= Moira Keenan =

British journalist

Moira Keenan in 1972

Moira Keenan (1933 – 16 October 1972) was a British fashion and lifestyle journalist.

== Life and work ==
Keenan grew up in India where her father, Brigadier-General John Keenan served as a British officer of the Indian Army. She and her sisters were raised by governesses. After Gandhi's assassination, the family returned to England, making their home in Hampshire. Keenan joined Ernestine Carter to work at The Sunday Times in 1957. In 1969, she moved to The Times, becoming its Woman's Editor on New Years Day 1970. Keenan was particularly interested in issues involving children and family. Her regular column, "Growing Point" was widely regarded by professionals working in psychology and social services, as well as the public. Carter and Keenan and their editorial team were credited with having changed the face of fashion reporting in newspapers, presenting articles that emphasised excellence of design at all price levels. Keenan's younger sister, Brigid, was also a noted journalist, working as Woman's Editor of The Observer whilst Moira held the same role at The Times. Brigid would go on to secure a job at The Sunday Times after being mistaken for her more successful sister.

In 1972, Keenan was the journalist asked to choose that year's Dress of the Year for the Museum of Costume, Bath.

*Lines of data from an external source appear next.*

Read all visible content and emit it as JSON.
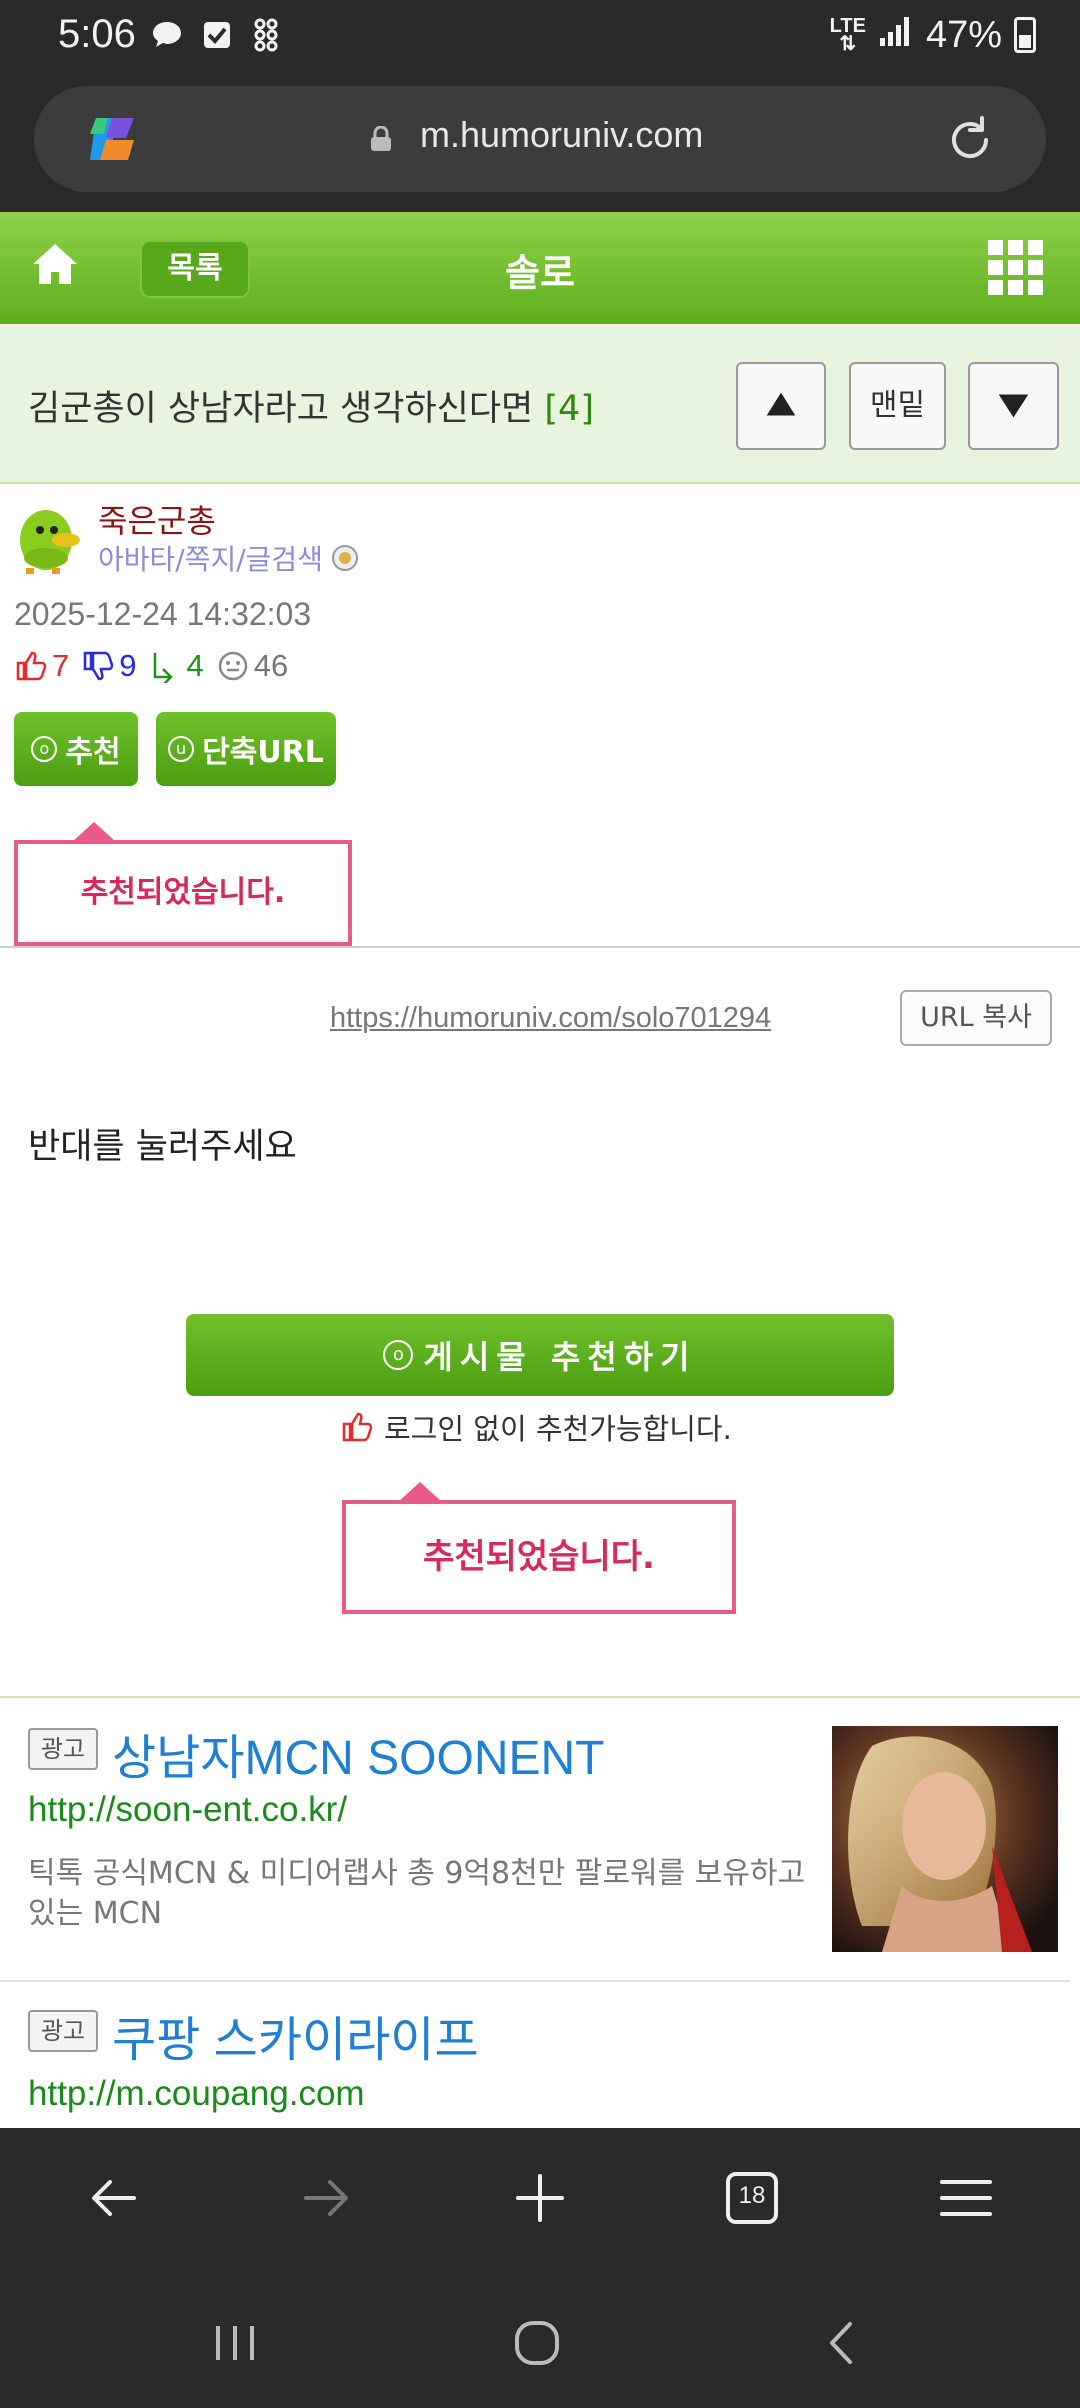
{
  "status_bar": {
    "time": "5:06",
    "network": "LTE",
    "battery": "47%"
  },
  "browser": {
    "url": "m.humoruniv.com"
  },
  "site_header": {
    "list_button": "목록",
    "board_title": "솔로"
  },
  "post": {
    "title": "김군총이 상남자라고 생각하신다면",
    "comment_count": "[4]",
    "nav": {
      "bottom_label": "맨밑"
    },
    "author": "죽은군총",
    "author_links": "아바타/쪽지/글검색",
    "date": "2025-12-24 14:32:03",
    "stats": {
      "upvotes": "7",
      "downvotes": "9",
      "replies": "4",
      "views": "46"
    },
    "recommend_button": "추천",
    "short_url_button": "단축URL",
    "recommended_tip": "추천되었습니다.",
    "post_url": "https://humoruniv.com/solo701294",
    "url_copy_button": "URL 복사",
    "body": "반대를 눌러주세요",
    "big_recommend_button": "게시물  추천하기",
    "no_login_note": "로그인 없이 추천가능합니다.",
    "recommended_tip_2": "추천되었습니다."
  },
  "ads": [
    {
      "label": "광고",
      "title": "상남자MCN SOONENT",
      "url": "http://soon-ent.co.kr/",
      "description": "틱톡 공식MCN & 미디어랩사 총 9억8천만 팔로워를 보유하고있는 MCN"
    },
    {
      "label": "광고",
      "title": "쿠팡 스카이라이프",
      "url": "http://m.coupang.com"
    }
  ],
  "bottom_toolbar": {
    "tab_count": "18"
  },
  "colors": {
    "header_green": "#6dbf2a",
    "title_row_bg": "#e8f4dd",
    "tip_pink": "#e85a87",
    "link_blue": "#1e7fd3",
    "url_green": "#1a8a1a"
  }
}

She chose teenage and children's clothing by Biba, Bobby Hillson and Burton. At the time, she commented that young children had never been so aware of their clothing and the importance of their appearance.

Keenan died on 16 October 1972, after a ten-year battle with cancer and her requiem mass was held at St Etheldreda's Church on 19 October. Keenan was married to John Ogden and the couple had two sons, Peregrine and William.